Dobre, bo polskie... truskawki
Polskie truskawki są zwykle droższe od truskawek zagranicznych np. z powodu przymrozków, które na początku maja mogą niszczyć dużą część krajowych upraw. Niewielka ilość truskawek krajowych na rynku dyktuje ich cenę, która w porównaniu z owocami importowanymi jest o parę złotych wyższa.
Ale na razie nie takie piękne
Jednak cena nie jest jedyną cechą odróżniającą polski produkt od tego importowanego. Nasze truskawki nie są jeszcze tak „wybarwione” jak ich zagraniczne odpowiedniki. Oznacza to, że mimo iż te nasze dorównują smakiem truskawkom z południowej Europy (a niejednokrotnie są nawet smaczniejsze), to ich walory estetyczne są cały czas gorsze. Jeśli mamy do wyboru dwie łubianki, to ta z mniej idealnym owocem w środku prawdopodobnie pochodzi z krajowej uprawy, a ta z „truskawką jak z obrazka” - zapewne z zagranicy.

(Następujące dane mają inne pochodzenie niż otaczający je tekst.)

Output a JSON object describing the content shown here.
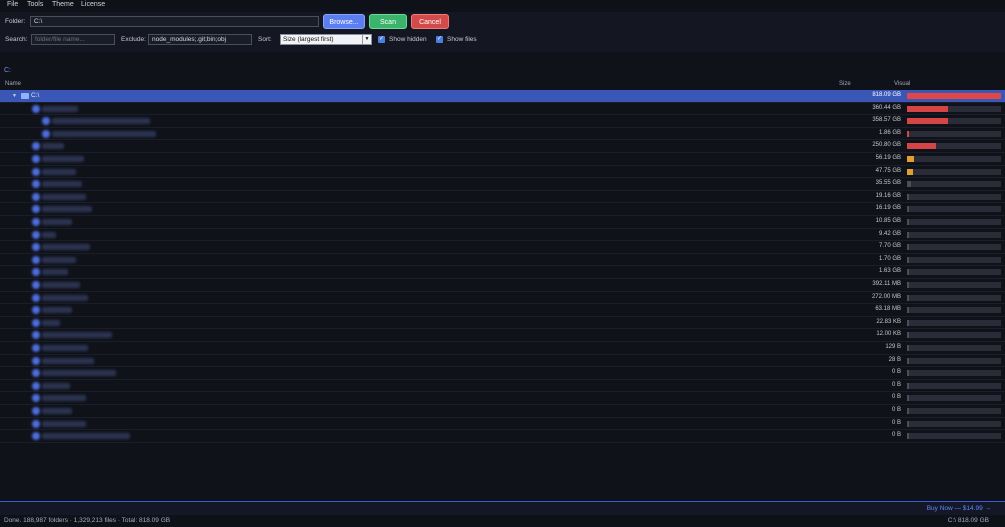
{
  "menu": [
    "File",
    "Tools",
    "Theme",
    "License"
  ],
  "toolbar": {
    "folder_label": "Folder:",
    "folder_value": "C:\\",
    "browse_label": "Browse...",
    "scan_label": "Scan",
    "cancel_label": "Cancel",
    "search_label": "Search:",
    "search_placeholder": "folder/file name...",
    "exclude_label": "Exclude:",
    "exclude_value": "node_modules;.git;bin;obj",
    "sort_label": "Sort:",
    "sort_value": "Size (largest first)",
    "show_hidden_label": "Show hidden",
    "show_hidden_checked": true,
    "show_files_label": "Show files",
    "show_files_checked": true
  },
  "breadcrumb": "C:",
  "table": {
    "headers": {
      "name": "Name",
      "size": "Size",
      "visual": "Visual"
    },
    "root": {
      "name": "C:\\",
      "size": "818.09 GB",
      "fraction": 1.0
    },
    "rows": [
      {
        "size": "360.44 GB",
        "fraction": 0.44,
        "color": "#d64545"
      },
      {
        "size": "358.57 GB",
        "fraction": 0.44,
        "color": "#d64545"
      },
      {
        "size": "1.86 GB",
        "fraction": 0.0,
        "color": "#d64545"
      },
      {
        "size": "250.80 GB",
        "fraction": 0.31,
        "color": "#d64545"
      },
      {
        "size": "56.19 GB",
        "fraction": 0.07,
        "color": "#e0a030"
      },
      {
        "size": "47.75 GB",
        "fraction": 0.06,
        "color": "#e0a030"
      },
      {
        "size": "35.55 GB",
        "fraction": 0.04,
        "color": "#4a4e5c"
      },
      {
        "size": "19.16 GB",
        "fraction": 0.02,
        "color": "#4a4e5c"
      },
      {
        "size": "16.19 GB",
        "fraction": 0.02,
        "color": "#4a4e5c"
      },
      {
        "size": "10.85 GB",
        "fraction": 0.01,
        "color": "#4a4e5c"
      },
      {
        "size": "9.42 GB",
        "fraction": 0.01,
        "color": "#4a4e5c"
      },
      {
        "size": "7.70 GB",
        "fraction": 0.01,
        "color": "#4a4e5c"
      },
      {
        "size": "1.70 GB",
        "fraction": 0.0,
        "color": "#4a4e5c"
      },
      {
        "size": "1.63 GB",
        "fraction": 0.0,
        "color": "#4a4e5c"
      },
      {
        "size": "392.11 MB",
        "fraction": 0.0,
        "color": "#4a4e5c"
      },
      {
        "size": "272.00 MB",
        "fraction": 0.0,
        "color": "#4a4e5c"
      },
      {
        "size": "63.18 MB",
        "fraction": 0.0,
        "color": "#4a4e5c"
      },
      {
        "size": "22.83 KB",
        "fraction": 0.0,
        "color": "#4a4e5c"
      },
      {
        "size": "12.00 KB",
        "fraction": 0.0,
        "color": "#4a4e5c"
      },
      {
        "size": "129 B",
        "fraction": 0.0,
        "color": "#4a4e5c"
      },
      {
        "size": "28 B",
        "fraction": 0.0,
        "color": "#4a4e5c"
      },
      {
        "size": "0 B",
        "fraction": 0.0,
        "color": "#4a4e5c"
      },
      {
        "size": "0 B",
        "fraction": 0.0,
        "color": "#4a4e5c"
      },
      {
        "size": "0 B",
        "fraction": 0.0,
        "color": "#4a4e5c"
      },
      {
        "size": "0 B",
        "fraction": 0.0,
        "color": "#4a4e5c"
      },
      {
        "size": "0 B",
        "fraction": 0.0,
        "color": "#4a4e5c"
      },
      {
        "size": "0 B",
        "fraction": 0.0,
        "color": "#4a4e5c"
      }
    ]
  },
  "buy_label": "Buy Now — $14.99 →",
  "status": {
    "left": "Done.  188,987 folders · 1,329,213 files · Total: 818.09 GB",
    "right": "C:\\   818.09 GB"
  }
}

Przeczytaj koniecznie: Ładne i świeże truskawki. Jak przechowywać truskawki, by dobrze się trzymały?
Niecny proceder handlarzy - truskawki zagraniczne udają polskie
Przywiązanie polskich konsumentów do truskawek pochodzących z Polski w połączeniu z wciąż utrzymującą się różnicą w cenie skłania nieuczciwych handlarzy do sprzedawania truskawek importowanych jako polskie. Jest to powszechna praktyka, która pozwala sprzedawcom zwiększyć zyski w okresie dużych wahań cen owoców i warzyw.
Nieuczciwe oferowanie słabszego produktu importowanego i oznaczanie go jako pochodzącego z krajowej uprawy dotyczy również wielu innych produktów rolnych, w tym np. pomidorów i ogórków. Jest to praktyka szkodliwa zarówno dla producentów, jak i dla klientów. Producenci tracą dobrą markę polskich produktów wśród swoich klientów, a kupujący dostają słabszy produkt po wyższej cenie. Niestety udowodnienie takiego działania jest bardzo trudne i rzadko udaje się wykryć oszustów.
Stuprocentowej pewności, że u pośrednika kupujemy rzeczywiście polskie truskawki, tak naprawdę nigdy nie będziemy mieli. Warto pamiętać, że przynajmniej do końca maja polskie truskawki są trochę mniej czerwone i „wyrośnięte” niż te z zagranicy.
Nie warto zatem przepłacać za importowane truskawki sprzedawane pod płaszczykiem „made in Poland”, jeśli nie mamy zaufania co do danego sprzedawcy. Lato jest długie i polskie truskawki prędzej czy później dominują na krajowym rynku. Powinno to ucieszyć wszystkich miłośników tego zdrowego i pięknego owocu.